Probability and Mathematical Physics Seminar
Some free boundary problems arising from branching Brownian motion with selection
Speaker: Jim Nolen, Duke University
Location: Warren Weaver Hall 512
Date: Friday, April 5, 2019, 11 a.m.
I will explain some current work on a stochastic interacting particle system, branching Brownian motion with selection, and its hydrodynamic limit, which is a free boundary PDE problem. At each branch event in the branching Brownian motion, a particle is removed from the system according to a fitness function, so that the total number of particles, N, is preserved.

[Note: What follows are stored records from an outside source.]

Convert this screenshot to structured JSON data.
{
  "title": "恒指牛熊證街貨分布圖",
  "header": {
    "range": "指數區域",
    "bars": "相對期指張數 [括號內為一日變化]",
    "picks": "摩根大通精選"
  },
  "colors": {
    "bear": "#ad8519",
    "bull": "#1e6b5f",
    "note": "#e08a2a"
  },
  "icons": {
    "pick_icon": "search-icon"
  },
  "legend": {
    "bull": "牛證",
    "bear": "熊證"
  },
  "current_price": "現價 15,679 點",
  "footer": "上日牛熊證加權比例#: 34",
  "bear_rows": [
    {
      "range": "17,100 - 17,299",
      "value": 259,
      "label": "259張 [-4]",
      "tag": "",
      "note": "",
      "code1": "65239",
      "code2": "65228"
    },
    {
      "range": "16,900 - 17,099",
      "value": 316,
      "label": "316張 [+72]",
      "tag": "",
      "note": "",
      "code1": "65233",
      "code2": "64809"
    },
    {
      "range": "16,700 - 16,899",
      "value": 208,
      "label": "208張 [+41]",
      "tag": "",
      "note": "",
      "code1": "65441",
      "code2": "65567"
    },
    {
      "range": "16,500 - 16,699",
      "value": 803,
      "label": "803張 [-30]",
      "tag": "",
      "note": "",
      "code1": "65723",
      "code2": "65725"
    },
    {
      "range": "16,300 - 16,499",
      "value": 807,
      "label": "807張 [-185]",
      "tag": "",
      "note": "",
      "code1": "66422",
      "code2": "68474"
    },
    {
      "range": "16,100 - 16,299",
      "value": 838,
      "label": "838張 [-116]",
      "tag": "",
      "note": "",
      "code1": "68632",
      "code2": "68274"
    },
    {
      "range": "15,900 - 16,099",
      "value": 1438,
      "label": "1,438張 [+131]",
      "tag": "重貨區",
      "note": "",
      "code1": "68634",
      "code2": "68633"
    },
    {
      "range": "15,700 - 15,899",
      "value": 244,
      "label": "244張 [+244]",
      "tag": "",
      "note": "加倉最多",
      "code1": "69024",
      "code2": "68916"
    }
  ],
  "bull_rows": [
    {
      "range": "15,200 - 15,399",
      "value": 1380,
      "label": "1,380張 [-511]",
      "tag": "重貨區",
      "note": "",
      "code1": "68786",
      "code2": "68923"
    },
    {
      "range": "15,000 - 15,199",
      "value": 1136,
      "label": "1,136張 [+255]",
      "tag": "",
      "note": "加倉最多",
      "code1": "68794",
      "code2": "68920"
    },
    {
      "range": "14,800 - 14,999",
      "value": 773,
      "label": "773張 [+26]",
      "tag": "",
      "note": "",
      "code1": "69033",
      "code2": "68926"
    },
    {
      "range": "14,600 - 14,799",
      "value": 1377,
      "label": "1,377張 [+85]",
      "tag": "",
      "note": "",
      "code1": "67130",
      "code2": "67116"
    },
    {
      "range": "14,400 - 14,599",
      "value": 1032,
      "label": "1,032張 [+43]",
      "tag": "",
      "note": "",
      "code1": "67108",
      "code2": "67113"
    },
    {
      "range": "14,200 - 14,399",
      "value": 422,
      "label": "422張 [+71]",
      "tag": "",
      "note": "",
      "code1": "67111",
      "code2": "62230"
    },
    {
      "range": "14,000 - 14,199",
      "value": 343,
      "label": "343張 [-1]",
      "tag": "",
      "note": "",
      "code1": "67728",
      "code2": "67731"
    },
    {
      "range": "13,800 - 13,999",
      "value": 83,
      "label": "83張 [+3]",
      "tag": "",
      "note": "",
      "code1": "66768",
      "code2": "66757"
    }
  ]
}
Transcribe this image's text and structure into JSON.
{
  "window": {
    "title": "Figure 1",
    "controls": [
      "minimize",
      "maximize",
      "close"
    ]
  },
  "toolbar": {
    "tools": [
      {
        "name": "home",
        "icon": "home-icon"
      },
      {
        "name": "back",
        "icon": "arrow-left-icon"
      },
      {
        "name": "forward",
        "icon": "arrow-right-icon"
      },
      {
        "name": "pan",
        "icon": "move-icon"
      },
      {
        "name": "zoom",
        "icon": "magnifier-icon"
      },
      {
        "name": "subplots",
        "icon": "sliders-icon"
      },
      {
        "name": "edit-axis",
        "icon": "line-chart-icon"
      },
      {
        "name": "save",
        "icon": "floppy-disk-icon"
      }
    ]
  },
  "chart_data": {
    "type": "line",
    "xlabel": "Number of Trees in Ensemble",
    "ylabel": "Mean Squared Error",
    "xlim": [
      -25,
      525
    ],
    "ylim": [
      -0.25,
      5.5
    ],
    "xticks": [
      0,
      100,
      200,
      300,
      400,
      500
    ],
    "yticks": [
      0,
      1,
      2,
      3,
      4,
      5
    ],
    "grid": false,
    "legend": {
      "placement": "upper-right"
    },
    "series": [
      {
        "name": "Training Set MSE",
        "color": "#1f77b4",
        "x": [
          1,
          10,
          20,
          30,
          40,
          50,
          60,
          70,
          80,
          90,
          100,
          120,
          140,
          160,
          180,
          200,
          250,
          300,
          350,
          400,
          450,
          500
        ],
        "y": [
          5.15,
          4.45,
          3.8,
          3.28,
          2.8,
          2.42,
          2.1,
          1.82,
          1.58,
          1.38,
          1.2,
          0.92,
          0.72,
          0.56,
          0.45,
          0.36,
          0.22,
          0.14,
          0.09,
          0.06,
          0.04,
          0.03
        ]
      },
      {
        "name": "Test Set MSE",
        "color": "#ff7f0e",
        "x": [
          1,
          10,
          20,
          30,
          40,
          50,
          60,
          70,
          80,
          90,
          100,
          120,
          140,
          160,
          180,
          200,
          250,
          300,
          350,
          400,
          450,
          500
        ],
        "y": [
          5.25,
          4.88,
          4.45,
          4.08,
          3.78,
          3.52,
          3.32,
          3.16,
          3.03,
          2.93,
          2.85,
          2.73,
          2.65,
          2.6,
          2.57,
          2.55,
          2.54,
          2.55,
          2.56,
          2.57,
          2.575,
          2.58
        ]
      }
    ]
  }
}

It is interesting to understand how this selection process effects the evolution of the ensemble of particles. De Masi, Ferrari, Presutti, Soprano-Loto recently showed that in one space dimension, when the left-most particle is always selected, then as N grows the particle system converges to the solution of a certain parabolic free boundary problem which has traveling wave solutions -- this scenario corresponds to a fitness function which is monotone. In joint work with Julien Berestycki, Éric Brunet, Sarah Penington, we study this problem in higher dimensions with a fitness function that has compact level sets. The hydrodynamic limit (large N limit) is also a parabolic free boundary problem, related to the parabolic obstacle problem. The solution of this PDE problem converges, in the large time limit, to an eigenfunction of the laplacian. With Erin Beckman, we also study the problem in 1-d with non-monotone fitness, which leads to a kind of pulsating traveling wave behavior and a metastability phenomenon depending on the fitness function.